Buraco vira cratera, engole calçada e Rua do Seminário amanhece interditada
Para evitar que os estragos aumentem, e na intenção de prevenir possíveis acidentes, a rua do Seminário amanheceu interditada nesta terça-feira (12), já que o buraco – aberto ainda na últimas semana devidos às fortes chuvas – ganhou novas proporções, já engolindo parte da calçada e deixando uma verdadeira cratera no local.
Conforme a Secretaria Municipal de Infraestrutura e Serviços Públicos (Sisep), as obras na rua do Seminário começam a partir de amanhã (13), com prazo de 30 dias para conclusão, caso as chuvas não atrapalhem o andamento dos serviços nesse período de um mês.

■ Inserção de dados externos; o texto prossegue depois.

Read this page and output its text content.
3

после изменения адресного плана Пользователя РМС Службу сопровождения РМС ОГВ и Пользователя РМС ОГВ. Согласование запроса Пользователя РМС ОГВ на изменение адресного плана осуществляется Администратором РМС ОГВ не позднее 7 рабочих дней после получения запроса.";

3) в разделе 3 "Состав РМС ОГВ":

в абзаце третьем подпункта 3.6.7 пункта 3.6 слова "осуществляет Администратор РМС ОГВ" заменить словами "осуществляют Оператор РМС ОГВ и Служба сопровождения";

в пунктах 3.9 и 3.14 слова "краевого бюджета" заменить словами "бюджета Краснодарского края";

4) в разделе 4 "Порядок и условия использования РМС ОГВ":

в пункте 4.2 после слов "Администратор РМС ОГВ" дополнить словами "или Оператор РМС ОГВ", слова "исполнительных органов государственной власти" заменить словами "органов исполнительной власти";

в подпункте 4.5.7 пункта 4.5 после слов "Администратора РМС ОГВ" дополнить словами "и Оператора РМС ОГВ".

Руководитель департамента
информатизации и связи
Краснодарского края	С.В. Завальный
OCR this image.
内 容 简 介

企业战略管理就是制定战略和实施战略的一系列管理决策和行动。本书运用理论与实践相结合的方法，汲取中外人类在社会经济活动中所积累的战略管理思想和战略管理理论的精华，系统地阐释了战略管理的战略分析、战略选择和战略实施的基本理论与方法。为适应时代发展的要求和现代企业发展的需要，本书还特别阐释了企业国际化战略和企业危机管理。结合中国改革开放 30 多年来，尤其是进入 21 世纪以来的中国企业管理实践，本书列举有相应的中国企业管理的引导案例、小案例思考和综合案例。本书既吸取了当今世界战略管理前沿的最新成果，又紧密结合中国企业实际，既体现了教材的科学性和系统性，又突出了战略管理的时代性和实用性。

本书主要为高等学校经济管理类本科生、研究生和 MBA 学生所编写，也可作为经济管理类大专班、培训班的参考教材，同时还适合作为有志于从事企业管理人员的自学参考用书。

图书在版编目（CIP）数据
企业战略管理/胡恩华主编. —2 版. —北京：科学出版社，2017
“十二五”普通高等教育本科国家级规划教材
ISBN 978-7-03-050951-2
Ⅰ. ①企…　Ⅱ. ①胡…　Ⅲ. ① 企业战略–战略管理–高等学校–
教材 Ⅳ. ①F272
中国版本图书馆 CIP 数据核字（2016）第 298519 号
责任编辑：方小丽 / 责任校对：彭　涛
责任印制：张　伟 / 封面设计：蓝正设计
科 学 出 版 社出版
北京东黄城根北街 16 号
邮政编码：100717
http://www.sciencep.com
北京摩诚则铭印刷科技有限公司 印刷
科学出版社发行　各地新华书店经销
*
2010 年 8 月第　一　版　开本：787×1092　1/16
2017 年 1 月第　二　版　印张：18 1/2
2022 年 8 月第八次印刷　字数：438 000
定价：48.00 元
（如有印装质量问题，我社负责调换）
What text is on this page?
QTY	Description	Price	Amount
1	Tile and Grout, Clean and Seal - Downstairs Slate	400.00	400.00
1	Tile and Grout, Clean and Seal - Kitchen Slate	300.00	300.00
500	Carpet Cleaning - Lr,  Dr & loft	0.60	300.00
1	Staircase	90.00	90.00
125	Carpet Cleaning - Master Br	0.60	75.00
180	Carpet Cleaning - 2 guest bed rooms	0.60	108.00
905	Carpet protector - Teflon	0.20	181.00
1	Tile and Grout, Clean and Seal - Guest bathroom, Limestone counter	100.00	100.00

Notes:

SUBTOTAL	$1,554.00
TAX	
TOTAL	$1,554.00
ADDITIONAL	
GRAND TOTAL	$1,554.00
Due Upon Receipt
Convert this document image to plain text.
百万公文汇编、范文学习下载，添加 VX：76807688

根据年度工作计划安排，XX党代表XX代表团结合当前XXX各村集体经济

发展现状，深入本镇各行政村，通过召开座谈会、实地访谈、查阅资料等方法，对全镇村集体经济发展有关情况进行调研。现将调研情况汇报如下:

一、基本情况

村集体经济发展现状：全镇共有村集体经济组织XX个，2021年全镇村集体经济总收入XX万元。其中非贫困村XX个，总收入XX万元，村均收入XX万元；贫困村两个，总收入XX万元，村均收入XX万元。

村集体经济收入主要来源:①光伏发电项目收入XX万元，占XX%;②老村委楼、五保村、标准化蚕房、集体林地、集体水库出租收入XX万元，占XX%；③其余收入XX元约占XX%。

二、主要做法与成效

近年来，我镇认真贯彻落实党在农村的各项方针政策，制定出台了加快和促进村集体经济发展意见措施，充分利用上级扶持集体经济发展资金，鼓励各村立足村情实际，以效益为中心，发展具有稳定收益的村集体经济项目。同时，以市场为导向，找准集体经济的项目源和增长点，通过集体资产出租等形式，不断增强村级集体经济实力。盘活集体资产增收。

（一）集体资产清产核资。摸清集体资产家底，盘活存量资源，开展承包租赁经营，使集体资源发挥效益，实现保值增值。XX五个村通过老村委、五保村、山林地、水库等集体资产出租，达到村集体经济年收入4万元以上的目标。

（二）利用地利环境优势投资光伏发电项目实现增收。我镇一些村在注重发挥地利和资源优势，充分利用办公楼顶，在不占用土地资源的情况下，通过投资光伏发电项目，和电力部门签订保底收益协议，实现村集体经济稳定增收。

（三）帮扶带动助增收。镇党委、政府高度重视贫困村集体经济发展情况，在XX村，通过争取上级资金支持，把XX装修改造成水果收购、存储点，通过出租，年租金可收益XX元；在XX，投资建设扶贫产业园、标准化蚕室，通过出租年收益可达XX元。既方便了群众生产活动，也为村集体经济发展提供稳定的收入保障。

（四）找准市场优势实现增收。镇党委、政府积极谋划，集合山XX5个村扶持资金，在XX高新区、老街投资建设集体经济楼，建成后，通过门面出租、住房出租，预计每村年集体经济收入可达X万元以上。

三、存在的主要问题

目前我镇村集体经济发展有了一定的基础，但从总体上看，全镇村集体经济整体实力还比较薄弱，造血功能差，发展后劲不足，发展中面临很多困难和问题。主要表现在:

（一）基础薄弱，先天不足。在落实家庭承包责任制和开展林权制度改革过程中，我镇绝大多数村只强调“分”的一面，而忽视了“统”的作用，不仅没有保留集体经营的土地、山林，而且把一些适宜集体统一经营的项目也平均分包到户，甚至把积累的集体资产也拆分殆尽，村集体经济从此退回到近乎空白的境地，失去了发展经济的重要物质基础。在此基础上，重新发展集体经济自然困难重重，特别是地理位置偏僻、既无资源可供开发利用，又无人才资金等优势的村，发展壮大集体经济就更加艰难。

Nesse ponto será necessário fazer a reestruturação do tubo armco que sofreu danos durante a chuva do final de novembro.
Quem segue pela rua do Seminário fica impedido de seguir antes mesmo de chegar na Associação Franciscanas Angelinas (Afrangel), com o desvio colocado na esquina da rua Diocese de Campo Grande.
Também, a Sisep destaca que, enquanto durar a interdição, os usuários da Rua do Seminário precisam utilizar a Rua Canaã para chegar à Avenida Prefeito Heráclito Diniz de Figueiredo, via que liga [entres outros bairros] o Estrela do Sul e nascente do Segredo ao centro da cidade.
Moradores “ilhados”
Há seis anos morador da rua do Seminário, o pedreiro Edinaldo Alves, de 37 anos, conta que a interdição da via começou ainda na noite desta segunda-feira (11), sendo que o local estava provisoriamente interditado pelos próprios vizinhos, para evitar maiores problemas.
Morando com a mulher e quatro filhos, ele conta que, quando o assunto é locomoção, as coisas se complicam e é necessário deixar o carro na garagem.
“Estou trabalhando perto, e agora vou a pé, porque tem que deixar o carro aí, ninguém sabe quando vai mexer. E sem poder sair a gente tem que pegar ônibus”, comenta.
Edinaldo espera uma providência rápida, e aposta numa trégua das chuvas para que os serviços comecem e tenham andamento sem paralisações. Ele revela também um erro justamente na interdição local, para quem vem pela Rua Corguinho para a do Seminário.
“O ruim é que não trancaram lá no começo [rua Corguinho], então o pessoal chega aqui na Afrangel e se depara com a interdição”, complementa ele.
Aposentada pelo INSS, Lucimara Aparecida, 41 anos, vive com seu esposo há dois anos na rua do Seminário e conta como viu o buraco inicialmente pequeno ganhar novas dimensões até se transformar em uma cratera.